Top tips for managing Halloween finances

  • Manage Halloween & Guy Fawkes with the same approach: Because Halloween and Guy Fawkes fall in a short space of time, it’s probably a better idea to divide the allotted budget between Halloween & Guy Fawkes Day. The 31 October and the 5 November are two days where children take centre stage. If you have children, you should consider making room in your budget for your children’s costumes and toys.
  • Decide if you are buying Halloween gifts: Halloween gifts are a relatively new concept. The whole idea of buying gifts of Halloween has become more of a corporate move by businesses but it is starting to come around for consumers. The idea with your finances should be to make Halloween what you think it should be, as opposed to spending money on it for no reason.
  • Make a rock-solid budget with Halloween costumes: Costumes are the central focus of Halloween. Budgeting for costumes requires focus because the more expensive your costumes are for you and your children, the more money you will need to save and spend in order to get the costume you want. Look for offers on costumes and masks before you splurge on buying expensive costumes. Offers for costumes can be found online, at supermarkets and at costume hire companies. You can also make costumes yourself as well.
  • Know what sweets to buy: The report from Web Loyalty Corporate Content found chocolate was the most popular confectionery item that customers wanted to buy. Sweets are an important part of Halloween but they are also some of the more affordable parts of the budget so it is not a surprise that customers would opt for sweets when it comes to Halloween.
  • Make a budget for your children or dependents: Halloween is a time for children to spend time with family and friends enjoying the day. Naturally they will want to buy things, sweets, costumes and other Halloween themed items. You need to have a rock-solid budget for Halloween so that your children can enjoy the day. The last thing that you want to do is struggle to find the budget that you want for your children because you forgot that they will want specific things for Halloween.
  • Decide whether you will buy online or instore: A new report found that 29% of UK shoppers make retail Halloween purchases, according to Verdict Retail. What is needed here is to decide whether you are going to buy online or on the high street. The benefits of shopping online is that you instantly save money because you are able to scour the web for prices. The disadvantages of shopping online is that it is hard to get a feel for the look and texture of the products because a product purchased online may not necessarily look the same as a product that you can buy in your local high street shop.

Eat Drink and Be Scary

The benefits of shopping on the high street for Halloween is that you are able to make informed decisions based on holding the product that is in front of you. The disadvantage is that you are not able to price check as much as you would like, unless you are shopping with your smartphone. The research from Web Loyalty Corporate Content said that over a third of Brits in the survey said that they planned to buy their Halloween costume at their local supermarket.

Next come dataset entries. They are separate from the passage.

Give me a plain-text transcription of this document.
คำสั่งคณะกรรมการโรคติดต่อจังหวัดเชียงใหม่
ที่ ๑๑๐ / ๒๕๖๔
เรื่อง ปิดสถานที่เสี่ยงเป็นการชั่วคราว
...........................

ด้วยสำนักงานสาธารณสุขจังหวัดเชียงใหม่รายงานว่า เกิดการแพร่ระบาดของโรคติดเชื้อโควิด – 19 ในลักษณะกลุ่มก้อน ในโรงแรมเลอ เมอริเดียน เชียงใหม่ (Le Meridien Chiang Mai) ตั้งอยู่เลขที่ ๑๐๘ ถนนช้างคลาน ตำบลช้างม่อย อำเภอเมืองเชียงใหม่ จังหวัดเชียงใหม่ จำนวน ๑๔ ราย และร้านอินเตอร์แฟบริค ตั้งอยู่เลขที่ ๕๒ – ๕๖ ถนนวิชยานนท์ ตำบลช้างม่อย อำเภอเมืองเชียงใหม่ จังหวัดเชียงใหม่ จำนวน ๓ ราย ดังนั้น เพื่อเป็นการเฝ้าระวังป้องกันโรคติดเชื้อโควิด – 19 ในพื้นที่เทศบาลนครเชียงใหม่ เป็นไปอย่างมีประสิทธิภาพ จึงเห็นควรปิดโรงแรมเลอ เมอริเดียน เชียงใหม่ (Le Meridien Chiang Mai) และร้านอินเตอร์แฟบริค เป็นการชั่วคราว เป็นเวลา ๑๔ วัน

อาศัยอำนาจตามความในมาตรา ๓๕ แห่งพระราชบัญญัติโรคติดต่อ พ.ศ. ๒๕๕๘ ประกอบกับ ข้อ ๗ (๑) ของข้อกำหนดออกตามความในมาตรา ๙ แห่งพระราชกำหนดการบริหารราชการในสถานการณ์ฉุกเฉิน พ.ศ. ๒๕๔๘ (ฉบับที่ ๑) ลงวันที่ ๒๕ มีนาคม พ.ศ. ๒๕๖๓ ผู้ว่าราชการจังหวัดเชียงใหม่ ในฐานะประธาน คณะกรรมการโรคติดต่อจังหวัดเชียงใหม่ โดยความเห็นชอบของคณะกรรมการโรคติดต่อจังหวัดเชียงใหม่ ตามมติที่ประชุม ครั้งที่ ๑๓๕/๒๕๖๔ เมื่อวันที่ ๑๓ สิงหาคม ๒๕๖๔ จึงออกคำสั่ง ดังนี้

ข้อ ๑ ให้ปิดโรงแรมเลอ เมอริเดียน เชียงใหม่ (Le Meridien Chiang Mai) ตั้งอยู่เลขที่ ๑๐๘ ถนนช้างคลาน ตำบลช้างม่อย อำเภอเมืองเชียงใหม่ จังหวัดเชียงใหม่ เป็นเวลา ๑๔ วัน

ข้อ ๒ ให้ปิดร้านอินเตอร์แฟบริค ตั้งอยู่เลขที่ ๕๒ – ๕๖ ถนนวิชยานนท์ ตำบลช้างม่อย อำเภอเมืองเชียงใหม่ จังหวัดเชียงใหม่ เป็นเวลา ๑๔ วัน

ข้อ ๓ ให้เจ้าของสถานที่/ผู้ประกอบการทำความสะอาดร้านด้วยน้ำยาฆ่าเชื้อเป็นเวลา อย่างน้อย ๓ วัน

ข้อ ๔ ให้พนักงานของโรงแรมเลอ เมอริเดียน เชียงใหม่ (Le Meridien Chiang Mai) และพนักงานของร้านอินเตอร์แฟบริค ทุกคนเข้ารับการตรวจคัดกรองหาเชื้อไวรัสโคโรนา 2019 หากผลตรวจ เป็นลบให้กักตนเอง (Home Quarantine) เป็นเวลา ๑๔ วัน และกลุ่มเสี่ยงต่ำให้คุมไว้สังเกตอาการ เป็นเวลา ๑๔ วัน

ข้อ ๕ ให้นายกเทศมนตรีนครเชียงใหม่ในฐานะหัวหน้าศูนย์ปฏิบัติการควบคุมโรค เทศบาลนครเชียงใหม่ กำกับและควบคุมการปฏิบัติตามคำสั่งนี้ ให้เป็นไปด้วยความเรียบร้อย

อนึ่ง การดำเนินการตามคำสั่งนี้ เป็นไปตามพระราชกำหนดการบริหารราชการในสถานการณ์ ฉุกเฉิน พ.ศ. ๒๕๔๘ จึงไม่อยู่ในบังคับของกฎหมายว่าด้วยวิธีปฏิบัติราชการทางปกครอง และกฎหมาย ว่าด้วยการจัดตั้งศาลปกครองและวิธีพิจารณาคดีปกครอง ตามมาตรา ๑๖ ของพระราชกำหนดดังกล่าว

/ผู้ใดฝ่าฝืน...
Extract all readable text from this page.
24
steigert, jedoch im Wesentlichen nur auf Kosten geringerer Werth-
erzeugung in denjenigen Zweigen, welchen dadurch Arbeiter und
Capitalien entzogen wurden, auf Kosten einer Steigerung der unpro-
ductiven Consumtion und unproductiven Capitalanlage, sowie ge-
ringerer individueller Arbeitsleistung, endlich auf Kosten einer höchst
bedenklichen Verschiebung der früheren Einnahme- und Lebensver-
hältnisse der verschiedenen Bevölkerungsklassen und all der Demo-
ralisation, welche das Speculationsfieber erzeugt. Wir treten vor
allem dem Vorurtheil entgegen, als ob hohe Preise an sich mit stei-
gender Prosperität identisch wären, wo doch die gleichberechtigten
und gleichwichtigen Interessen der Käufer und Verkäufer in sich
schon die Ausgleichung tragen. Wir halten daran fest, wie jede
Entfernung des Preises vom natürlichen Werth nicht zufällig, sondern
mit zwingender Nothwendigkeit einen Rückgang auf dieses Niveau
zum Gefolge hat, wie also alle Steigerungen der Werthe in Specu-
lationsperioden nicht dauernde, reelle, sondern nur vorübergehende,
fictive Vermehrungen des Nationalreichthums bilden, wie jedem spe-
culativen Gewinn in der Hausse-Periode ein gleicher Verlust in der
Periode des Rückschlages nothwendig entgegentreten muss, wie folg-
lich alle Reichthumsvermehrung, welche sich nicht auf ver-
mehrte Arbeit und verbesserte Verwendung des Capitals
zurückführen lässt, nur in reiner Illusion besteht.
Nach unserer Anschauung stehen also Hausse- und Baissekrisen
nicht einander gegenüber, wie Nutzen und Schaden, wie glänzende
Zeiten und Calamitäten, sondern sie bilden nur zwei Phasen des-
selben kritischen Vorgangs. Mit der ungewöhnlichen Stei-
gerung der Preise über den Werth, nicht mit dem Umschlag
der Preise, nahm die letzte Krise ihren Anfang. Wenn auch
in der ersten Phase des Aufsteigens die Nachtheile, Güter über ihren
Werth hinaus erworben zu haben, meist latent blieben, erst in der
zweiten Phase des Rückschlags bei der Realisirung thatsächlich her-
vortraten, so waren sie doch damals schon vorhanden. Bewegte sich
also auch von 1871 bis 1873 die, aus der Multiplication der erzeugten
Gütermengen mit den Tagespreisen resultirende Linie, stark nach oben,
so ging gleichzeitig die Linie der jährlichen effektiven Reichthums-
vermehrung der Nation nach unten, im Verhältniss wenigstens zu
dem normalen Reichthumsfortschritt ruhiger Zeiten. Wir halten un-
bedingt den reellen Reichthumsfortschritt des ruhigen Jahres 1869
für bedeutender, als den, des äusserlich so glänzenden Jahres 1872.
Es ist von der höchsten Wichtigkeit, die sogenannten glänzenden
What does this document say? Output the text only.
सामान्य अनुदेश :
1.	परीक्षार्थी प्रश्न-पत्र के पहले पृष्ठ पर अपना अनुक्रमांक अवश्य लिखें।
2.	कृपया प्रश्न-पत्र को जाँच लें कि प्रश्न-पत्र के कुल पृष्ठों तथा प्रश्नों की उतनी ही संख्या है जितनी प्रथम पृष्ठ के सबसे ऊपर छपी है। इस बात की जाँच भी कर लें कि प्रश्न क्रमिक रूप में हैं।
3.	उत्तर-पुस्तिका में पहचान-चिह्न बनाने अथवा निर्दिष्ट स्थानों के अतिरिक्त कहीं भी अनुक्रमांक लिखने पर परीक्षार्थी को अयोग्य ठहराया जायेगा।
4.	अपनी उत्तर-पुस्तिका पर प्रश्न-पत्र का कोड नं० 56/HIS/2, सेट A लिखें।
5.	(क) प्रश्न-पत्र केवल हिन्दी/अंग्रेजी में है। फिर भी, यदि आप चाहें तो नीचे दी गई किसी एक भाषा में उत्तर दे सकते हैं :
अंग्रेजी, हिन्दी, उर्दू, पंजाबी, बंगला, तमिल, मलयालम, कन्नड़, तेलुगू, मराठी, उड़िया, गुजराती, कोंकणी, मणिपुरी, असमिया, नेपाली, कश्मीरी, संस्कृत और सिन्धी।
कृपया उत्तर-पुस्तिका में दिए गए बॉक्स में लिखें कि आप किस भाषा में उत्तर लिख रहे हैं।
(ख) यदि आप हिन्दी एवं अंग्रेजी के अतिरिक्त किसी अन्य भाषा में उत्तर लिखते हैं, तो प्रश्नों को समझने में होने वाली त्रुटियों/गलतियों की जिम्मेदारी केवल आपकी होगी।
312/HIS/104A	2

This trend is indicative of how Brits want to enjoy Halloween but they want it to be a festival that is convenient for their lifestyle. For example, doing the weekly shop and buying your Halloween costume is easier than doing both separately as it helps Brits save more money in the long run.

  • Go to charity shops: For Halloween bargains go to local charity shops that might have interesting Halloween items on offer. The plus side of going to charity shops is that you tend to find bargains there and things are well-priced for tight budgets.
  • Have a limit on spending: In their research, Web Loyalty Corporate Content found that 22.7% of people will spend under £5 on Halloween while 1.9% of Brits will spend more than £25 on Halloween. It is good to see limits imposed on Halloween spending especially with Guy Fawkes and Christmas around the corner. Limits on spending ensure that you can make your money stretch for all the holidays that require you to spend money, as well as having money for your personal life.

As you look forward to Halloween with your family or friends, think about how you need to manage your Halloween spending if you plan to do anything for it. Whether you are going to buy a simple costume or you are going to throw a Halloween party, the key thing is to do it on the budget that you can afford.